By now you know that U.S. Sen. Tom Cotton failed miserably in his effort to foil the bipartisan criminal justice reform bill, which passed 87-12. And his tall-talking on the subject has not been forgotten, such as here.
Steve Benen writes:
A few weeks ago, Sen. Tom Cotton (R-Ark.) talked to Bloomberg News’ Steven Dennis, and as the longtime Capitol Hill reporter put it, the far-right senator was “as certain as almost anyone I’ve ever seen declaring that the criminal justice overhaul would not pass.”
Cotton was wrong. In fact, the fight wasn’t even close
Benen notes that the legislation is relatively modest in reducing sentences and promoting redemption of offenders. But he also notes this:
Sen. Tim Scott (R-S.C.) pushed an amendment to the bill that would “withhold federal money from states that fail to maintain data on officer-involved shootings.” The measure was rejected, offering a reminder that while the First Step Act represents progress, there’s still plenty of additional work to do on this issue.

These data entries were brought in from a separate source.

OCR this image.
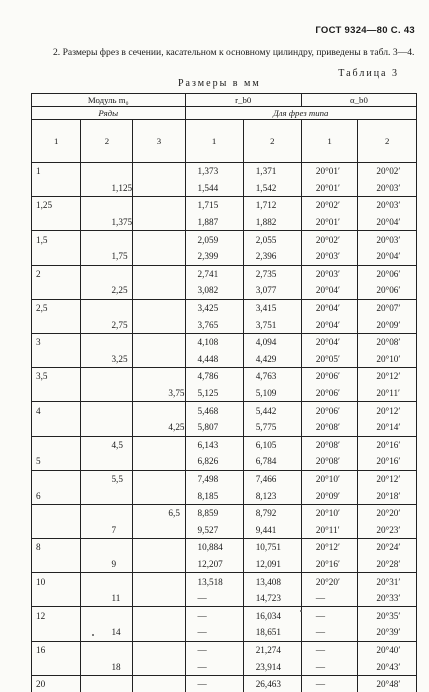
ГОСТ 9324—80 С. 43
2. Размеры фрез в сечении, касательном к основному цилиндру, приведены в табл. 3—4.
Таблица 3
Размеры в мм
Модуль m₀			r_b0		α_b0	
Ряды			Для фрез типа			
1	2	3	1	2	1	2
1			1,373	1,371	20°01′	20°02′
	1,125		1,544	1,542	20°01′	20°03′
1,25			1,715	1,712	20°02′	20°03′
	1,375		1,887	1,882	20°01′	20°04′
1,5			2,059	2,055	20°02′	20°03′
	1,75		2,399	2,396	20°03′	20°04′
2			2,741	2,735	20°03′	20°06′
	2,25		3,082	3,077	20°04′	20°06′
2,5			3,425	3,415	20°04′	20°07′
	2,75		3,765	3,751	20°04′	20°09′
3			4,108	4,094	20°04′	20°08′
	3,25		4,448	4,429	20°05′	20°10′
3,5			4,786	4,763	20°06′	20°12′
		3,75	5,125	5,109	20°06′	20°11′
4			5,468	5,442	20°06′	20°12′
		4,25	5,807	5,775	20°08′	20°14′
	4,5		6,143	6,105	20°08′	20°16′
5			6,826	6,784	20°08′	20°16′
	5,5		7,498	7,466	20°10′	20°12′
6			8,185	8,123	20°09′	20°18′
		6,5	8,859	8,792	20°10′	20°20′
	7		9,527	9,441	20°11′	20°23′
8			10,884	10,751	20°12′	20°24′
	9		12,207	12,091	20°16′	20°28′
10			13,518	13,408	20°20′	20°31′
	11		—	14,723	—	20°33′
12			—	16,034	—	20°35′
	14		—	18,651	—	20°39′
16			—	21,274	—	20°40′
	18		—	23,914	—	20°43′
20			—	26,463	—	20°48′
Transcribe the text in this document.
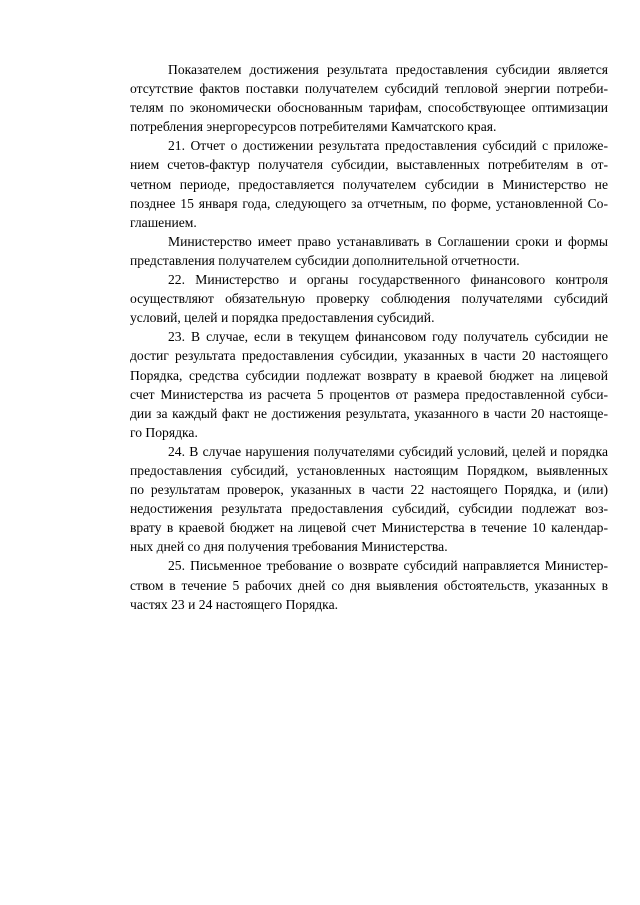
Показателем достижения результата предоставления субсидии является
отсутствие фактов поставки получателем субсидий тепловой энергии потреби-
телям по экономически обоснованным тарифам, способствующее оптимизации
потребления энергоресурсов потребителями Камчатского края.
21. Отчет о достижении результата предоставления субсидий с приложе-
нием счетов-фактур получателя субсидии, выставленных потребителям в от-
четном периоде, предоставляется получателем субсидии в Министерство не
позднее 15 января года, следующего за отчетным, по форме, установленной Со-
глашением.
Министерство имеет право устанавливать в Соглашении сроки и формы
представления получателем субсидии дополнительной отчетности.
22. Министерство и органы государственного финансового контроля
осуществляют обязательную проверку соблюдения получателями субсидий
условий, целей и порядка предоставления субсидий.
23. В случае, если в текущем финансовом году получатель субсидии не
достиг результата предоставления субсидии, указанных в части 20 настоящего
Порядка, средства субсидии подлежат возврату в краевой бюджет на лицевой
счет Министерства из расчета 5 процентов от размера предоставленной субси-
дии за каждый факт не достижения результата, указанного в части 20 настояще-
го Порядка.
24. В случае нарушения получателями субсидий условий, целей и порядка
предоставления субсидий, установленных настоящим Порядком, выявленных
по результатам проверок, указанных в части 22 настоящего Порядка, и (или)
недостижения результата предоставления субсидий, субсидии подлежат воз-
врату в краевой бюджет на лицевой счет Министерства в течение 10 календар-
ных дней со дня получения требования Министерства.
25. Письменное требование о возврате субсидий направляется Министер-
ством в течение 5 рабочих дней со дня выявления обстоятельств, указанных в
частях 23 и 24 настоящего Порядка.
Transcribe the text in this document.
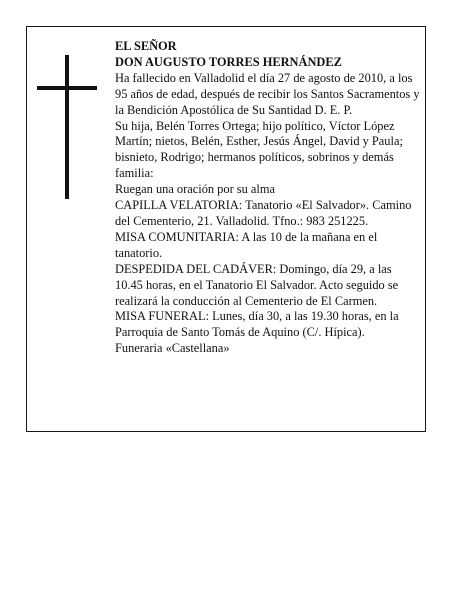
EL SEÑOR

DON AUGUSTO TORRES HERNÁNDEZ

Ha fallecido en Valladolid el día 27 de agosto de 2010, a los 95 años de edad, después de recibir los Santos Sacramentos y la Bendición Apostólica de Su Santidad D. E. P.

Su hija, Belén Torres Ortega; hijo político, Víctor López Martín; nietos, Belén, Esther, Jesús Ángel, David y Paula; bisnieto, Rodrigo; hermanos políticos, sobrinos y demás familia:

Ruegan una oración por su alma

CAPILLA VELATORIA: Tanatorio «El Salvador». Camino del Cementerio, 21. Valladolid. Tfno.: 983 251225.

MISA COMUNITARIA: A las 10 de la mañana en el tanatorio.

DESPEDIDA DEL CADÁVER: Domingo, día 29, a las 10.45 horas, en el Tanatorio El Salvador. Acto seguido se realizará la conducción al Cementerio de El Carmen.

MISA FUNERAL: Lunes, día 30, a las 19.30 horas, en la Parroquia de Santo Tomás de Aquino (C/. Hípica).

Funeraria «Castellana»
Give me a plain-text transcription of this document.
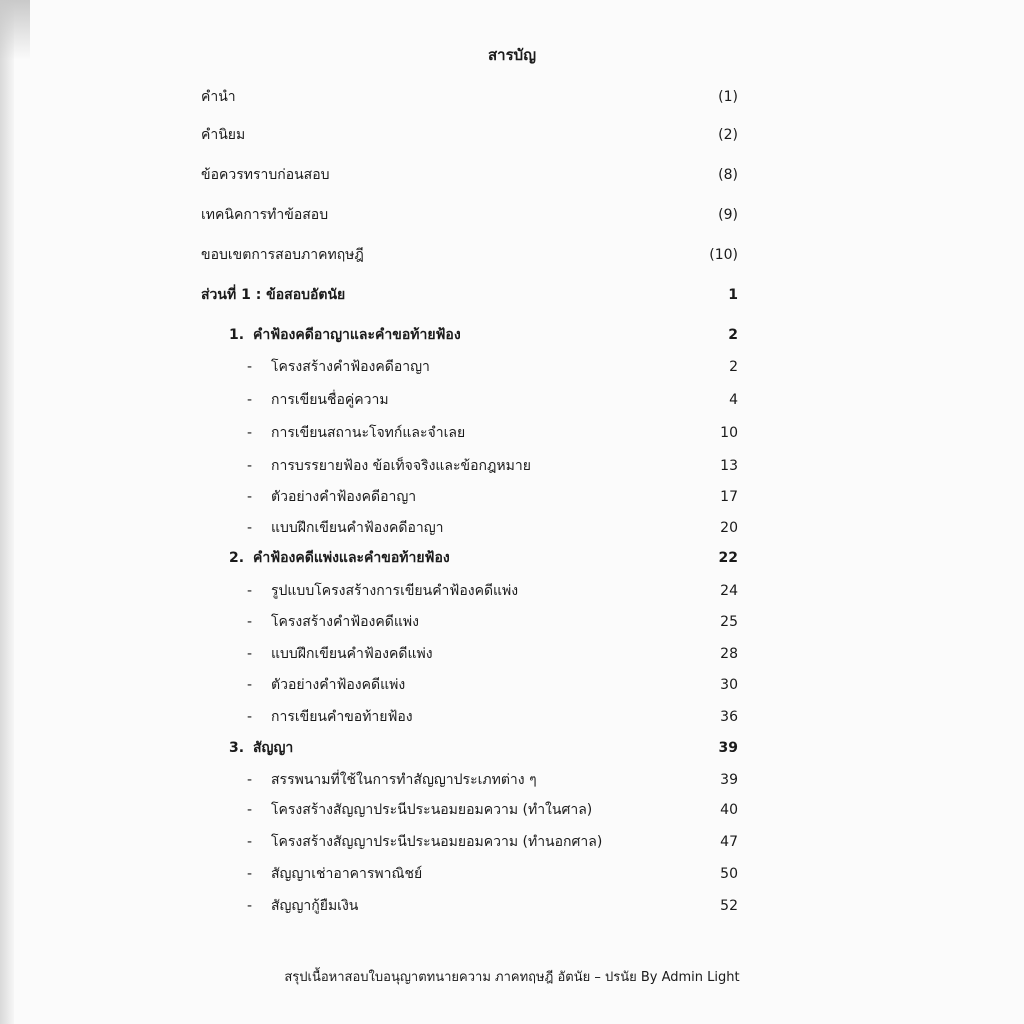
สารบัญ
คำนำ	(1)
คำนิยม	(2)
ข้อควรทราบก่อนสอบ	(8)
เทคนิคการทำข้อสอบ	(9)
ขอบเขตการสอบภาคทฤษฎี	(10)
ส่วนที่ 1 : ข้อสอบอัตนัย	1
1. คำฟ้องคดีอาญาและคำขอท้ายฟ้อง	2
- โครงสร้างคำฟ้องคดีอาญา	2
- การเขียนชื่อคู่ความ	4
- การเขียนสถานะโจทก์และจำเลย	10
- การบรรยายฟ้อง ข้อเท็จจริงและข้อกฎหมาย	13
- ตัวอย่างคำฟ้องคดีอาญา	17
- แบบฝึกเขียนคำฟ้องคดีอาญา	20
2. คำฟ้องคดีแพ่งและคำขอท้ายฟ้อง	22
- รูปแบบโครงสร้างการเขียนคำฟ้องคดีแพ่ง	24
- โครงสร้างคำฟ้องคดีแพ่ง	25
- แบบฝึกเขียนคำฟ้องคดีแพ่ง	28
- ตัวอย่างคำฟ้องคดีแพ่ง	30
- การเขียนคำขอท้ายฟ้อง	36
3. สัญญา	39
- สรรพนามที่ใช้ในการทำสัญญาประเภทต่าง ๆ	39
- โครงสร้างสัญญาประนีประนอมยอมความ (ทำในศาล)	40
- โครงสร้างสัญญาประนีประนอมยอมความ (ทำนอกศาล)	47
- สัญญาเช่าอาคารพาณิชย์	50
- สัญญากู้ยืมเงิน	52
สรุปเนื้อหาสอบใบอนุญาตทนายความ ภาคทฤษฎี อัตนัย – ปรนัย By Admin Light
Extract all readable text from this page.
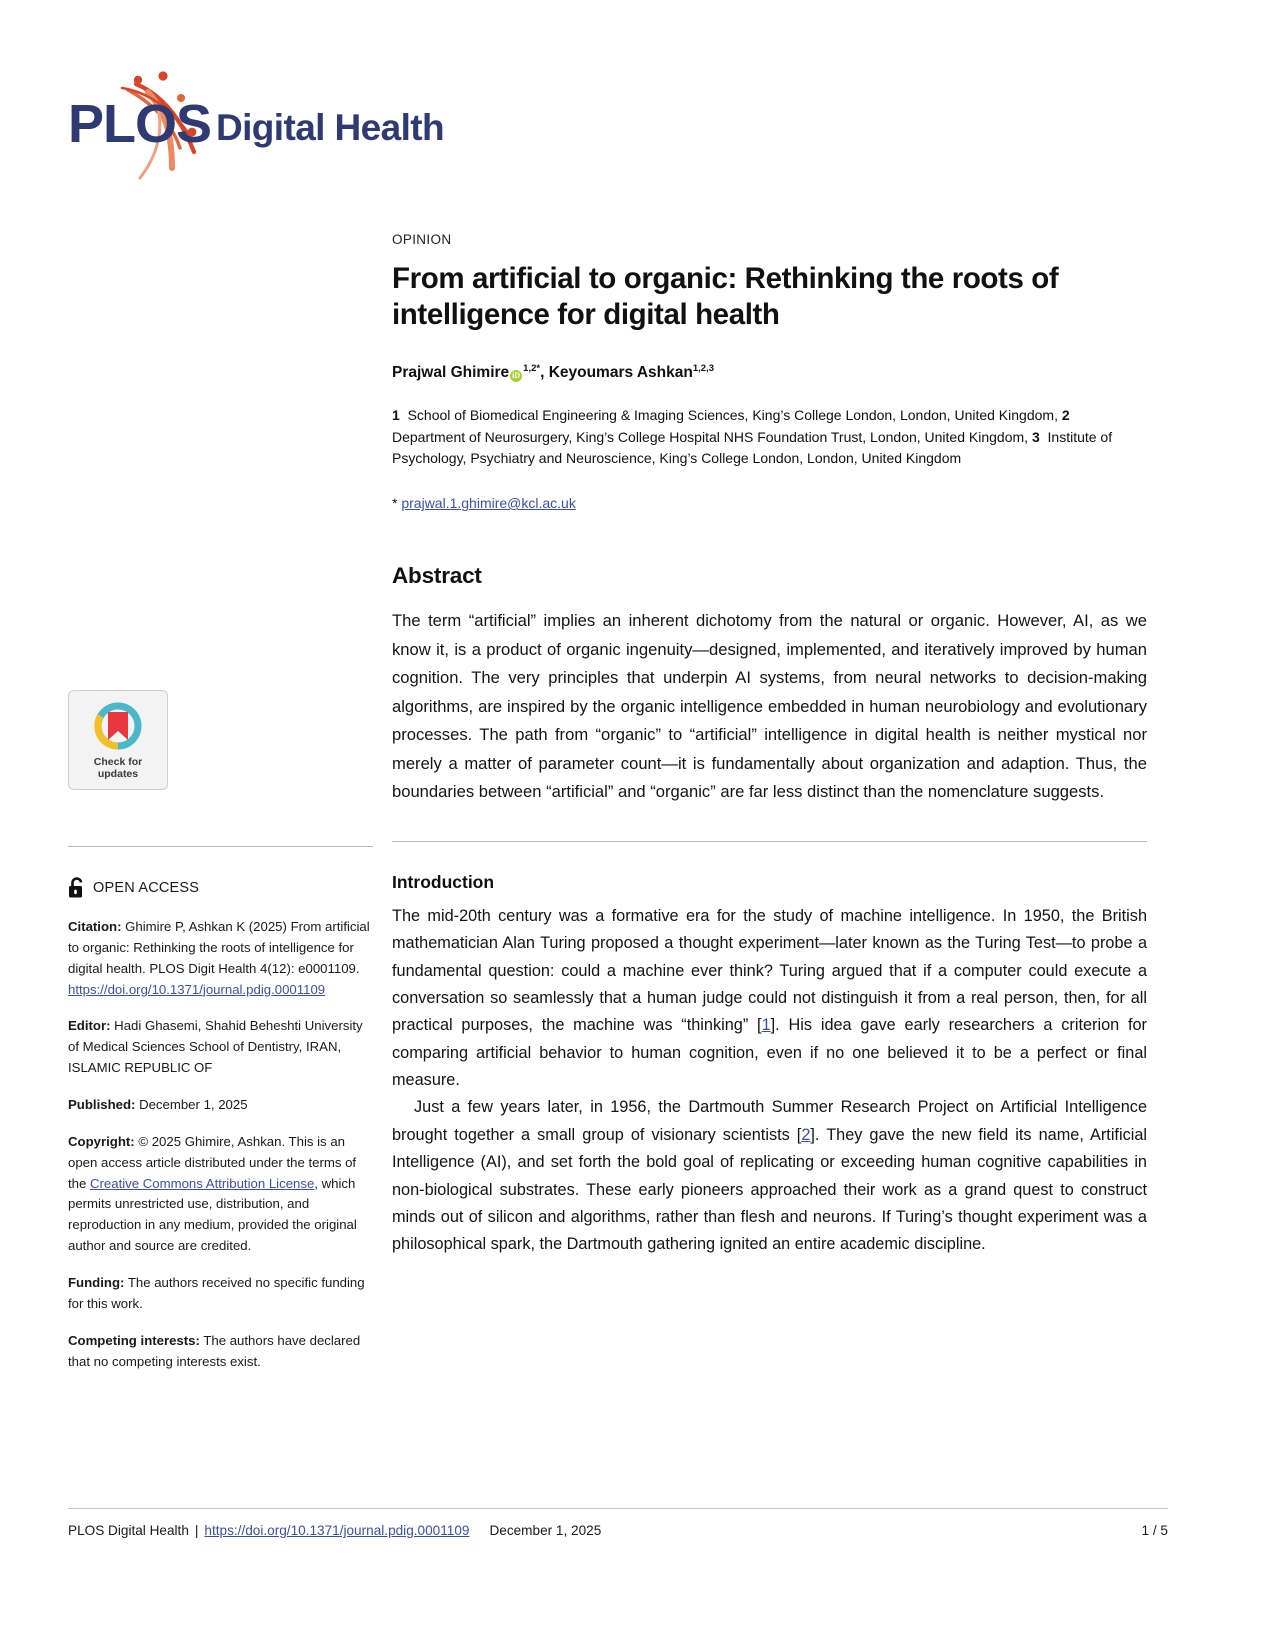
PLOS Digital Health
Check for
updates
OPEN ACCESS

Citation: Ghimire P, Ashkan K (2025) From artificial to organic: Rethinking the roots of intelligence for digital health. PLOS Digit Health 4(12): e0001109. https://doi.org/10.1371/journal.pdig.0001109

Editor: Hadi Ghasemi, Shahid Beheshti University of Medical Sciences School of Dentistry, IRAN, ISLAMIC REPUBLIC OF

Published: December 1, 2025

Copyright: © 2025 Ghimire, Ashkan. This is an open access article distributed under the terms of the Creative Commons Attribution License, which permits unrestricted use, distribution, and reproduction in any medium, provided the original author and source are credited.

Funding: The authors received no specific funding for this work.

Competing interests: The authors have declared that no competing interests exist.

OPINION
From artificial to organic: Rethinking the roots of intelligence for digital health
Prajwal Ghimire $iD^{1,2*}$, Keyoumars Ashkan$^{1,2,3}$
1 School of Biomedical Engineering & Imaging Sciences, King’s College London, London, United Kingdom, 2  Department of Neurosurgery, King’s College Hospital NHS Foundation Trust, London, United Kingdom, 3 Institute of Psychology, Psychiatry and Neuroscience, King’s College London, London, United Kingdom
* prajwal.1.ghimire@kcl.ac.uk
Abstract

The term “artificial” implies an inherent dichotomy from the natural or organic. However, AI, as we know it, is a product of organic ingenuity—designed, implemented, and iteratively improved by human cognition. The very principles that underpin AI systems, from neural networks to decision-making algorithms, are inspired by the organic intelligence embedded in human neurobiology and evolutionary processes. The path from “organic” to “artificial” intelligence in digital health is neither mystical nor merely a matter of parameter count—it is fundamentally about organization and adaption. Thus, the boundaries between “artificial” and “organic” are far less distinct than the nomenclature suggests.

Introduction

The mid-20th century was a formative era for the study of machine intelligence. In 1950, the British mathematician Alan Turing proposed a thought experiment—later known as the Turing Test—to probe a fundamental question: could a machine ever think? Turing argued that if a computer could execute a conversation so seamlessly that a human judge could not distinguish it from a real person, then, for all practical purposes, the machine was “thinking” [1]. His idea gave early researchers a criterion for comparing artificial behavior to human cognition, even if no one believed it to be a perfect or final measure.

Just a few years later, in 1956, the Dartmouth Summer Research Project on Artificial Intelligence brought together a small group of visionary scientists [2]. They gave the new field its name, Artificial Intelligence (AI), and set forth the bold goal of replicating or exceeding human cognitive capabilities in non-biological substrates. These early pioneers approached their work as a grand quest to construct minds out of silicon and algorithms, rather than flesh and neurons. If Turing’s thought experiment was a philosophical spark, the Dartmouth gathering ignited an entire academic discipline.

PLOS Digital Health | https://doi.org/10.1371/journal.pdig.0001109 December 1, 2025	1 / 5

Finally a word about the good Mike Huckabee. Yes, the former governor has redeeming qualities. Note his quote to the Arkansas Democrat-Gazette in support of the bill. I won’t even flyspeck it by saying his belief has anything to do with support of the bill by Donald Trump, for whom Huckabee’s daughter carries dirty laundry.
“A lot of the policies enacted in the ’90s designed to be ‘tough on crime’ were disastrous. Good intentions, but [they] failed to reduce recidivism and busted the budgets,” Huckabee said. “3 strikes, you’re out’ was a great applause line, but an awful policy.”
The First Step Act is a reasonable proposal, Huckabee said.
“This bill is NOT a ‘soft on crime’ bill as Cotton alleges,” Huckabee said. “He is wrong about this on so many fronts. Very disappointing. Had he ever had to deal with the administration of a prison system or had 1,000 clemency cases come over his desk a year as I did, he would better understand that First Step doesn’t ‘let people out of jail free’ nor does it forget the victims. It does include the important factor of viewing each case individually.”
Now I will flyspeck the judgment some elected officials use in exercising the clemency power. Wayne Dumond, anyone?